Haendel Balzora’s Film “How I Learned to Talk to Cops”

Balzora’s film “How I Learned to Talk to Cops” is expected to be finished in the spring./ Photo edited by Humza Ahmad

Written By: Amanda Almonord

Balzora’s film “How I Learned to Talk to Cops” is expected to be finished in the spring./ Photo edited by
Humza Ahmad

When Haendel Balzora, a Film Production student at Brooklyn College, was a kid, his mother punished him for something he did not do. 

   “My mother was draining a waterbed in the apartment we were living in, and she accidentally flooded the entire apartment and thought that I did it, even though I had nothing to do with it,” said Balzora. “I was guilty until proven innocent in my mother’s eyes, and that set the temperament that would echo into the rest of my life.” 

   Loosely based on this childhood experience, his upcoming film, How I Learned To Talk To Cops, tells the story of a young black man who reflects on a moment from his childhood after an altercation with the police. 

   “I called this situation How I Learned To Talk To Cops because, in a lot of ways, that experience is how I learned how to talk to cops and really any person in a position of authority,” said Balzora. 

   While that childhood experience may have inspired the film, raising his two-year-old son was a major driving force that made him further examine his own youth. 

   “It’s given me such a deep perspective on adolescence, discipline, and all sorts of different themes that are essential to this film,” said Balzora. 

   Balzora also gained perspective by considering the future conversation he would have with his own son about dealing with police. 

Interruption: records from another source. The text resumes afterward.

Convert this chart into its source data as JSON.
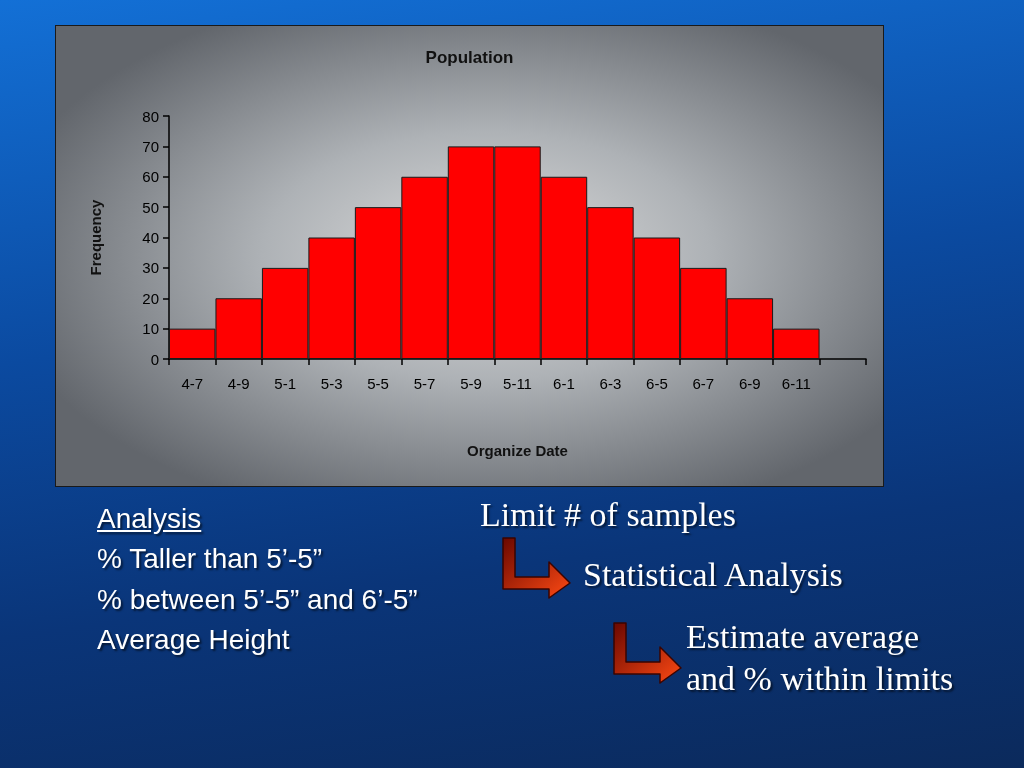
{
  "chart_data": {
    "type": "bar",
    "title": "Population",
    "xlabel": "Organize Date",
    "ylabel": "Frequency",
    "categories": [
      "4-7",
      "4-9",
      "5-1",
      "5-3",
      "5-5",
      "5-7",
      "5-9",
      "5-11",
      "6-1",
      "6-3",
      "6-5",
      "6-7",
      "6-9",
      "6-11",
      null
    ],
    "values": [
      10,
      20,
      30,
      40,
      50,
      60,
      70,
      70,
      60,
      50,
      40,
      30,
      20,
      10,
      null
    ],
    "color": "#ff0000",
    "ylim": [
      0,
      80
    ],
    "yticks": [
      0,
      10,
      20,
      30,
      40,
      50,
      60,
      70,
      80
    ],
    "grid": false,
    "annotations": [
      "Analysis",
      "% Taller than 5’-5”",
      "% between 5’-5” and 6’-5”",
      "Average Height",
      "Limit # of samples",
      "Statistical Analysis",
      "Estimate average and % within limits"
    ]
  }
}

   “I honestly think that me making this film is sort of a reaction to that,” he said, “Finding a way to articulate words for this very important conversation that a lot of Black fathers have with their Black sons.” 

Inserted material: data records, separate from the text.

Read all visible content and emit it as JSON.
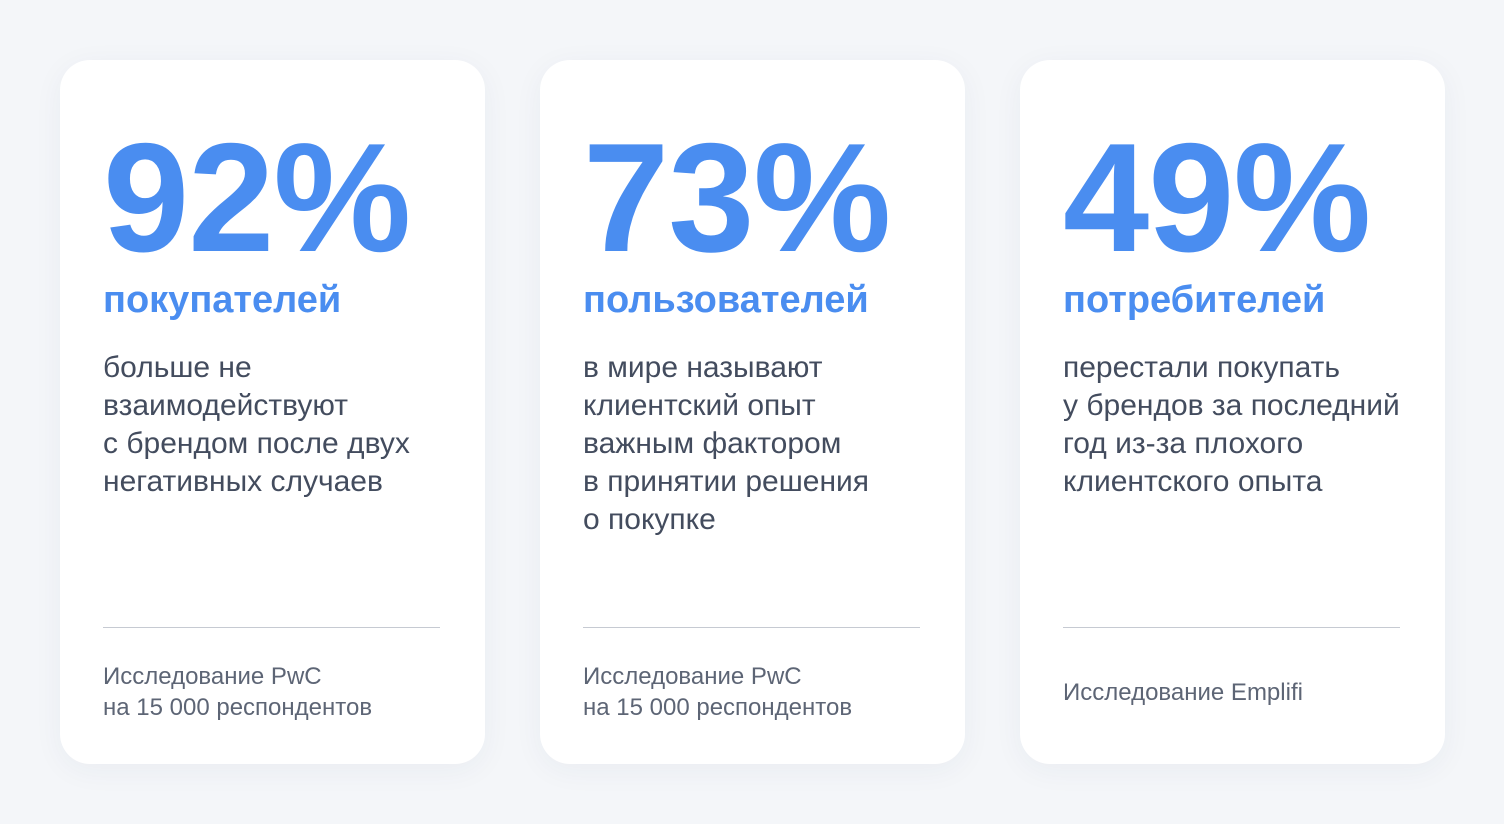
{
  "colors": {
    "background": "#f4f6f9",
    "card": "#ffffff",
    "accent": "#4a8df0",
    "text": "#434c5e",
    "muted": "#5d6575",
    "divider": "#c6cad2"
  },
  "cards": [
    {
      "value": "92%",
      "subject": "покупателей",
      "description": "больше не\nвзаимодействуют\nс брендом после двух\nнегативных случаев",
      "source": "Исследование PwC\nна 15 000 респондентов"
    },
    {
      "value": "73%",
      "subject": "пользователей",
      "description": "в мире называют\nклиентский опыт\nважным фактором\nв принятии решения\nо покупке",
      "source": "Исследование PwC\nна 15 000 респондентов"
    },
    {
      "value": "49%",
      "subject": "потребителей",
      "description": "перестали покупать\nу брендов за последний\nгод из-за плохого\nклиентского опыта",
      "source": "Исследование Emplifi"
    }
  ]
}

   He says the challenge will be finding a way to give his son a path to understanding liberty in a meaningful way while also explaining  the real crossroads of being a person of color in the United States.

    Balzora felt that it was important to keep the Black Lives Matter movement blazing during the  three day shoot. 

   “It’s unfortunate but very much expectedly dying out,” he said, “But even as it dies out from massive pop-culture appeal it’s already attached to the most significant year that’s ever existed…our voices are right in the center of that.” 

   The film, he says, is his expression of “these circumstances,” and he uses the film to “speak on the injustice and criminality of it all.” 

   Filming was intense for the first-time director, and he was thankful for his team. 

   “Everyone was so gracious with me about what I didn’t know…it was a really refreshing experience to take constructive criticism…and the [director of photography] was super experienced and helped me with a couple of things in terms of director language,” Balzora said. 

   The film is expected to be finished in the spring, and Balzora is excited to share it. 

   “It feels like such a huge win after a really painful year,” said Balzora.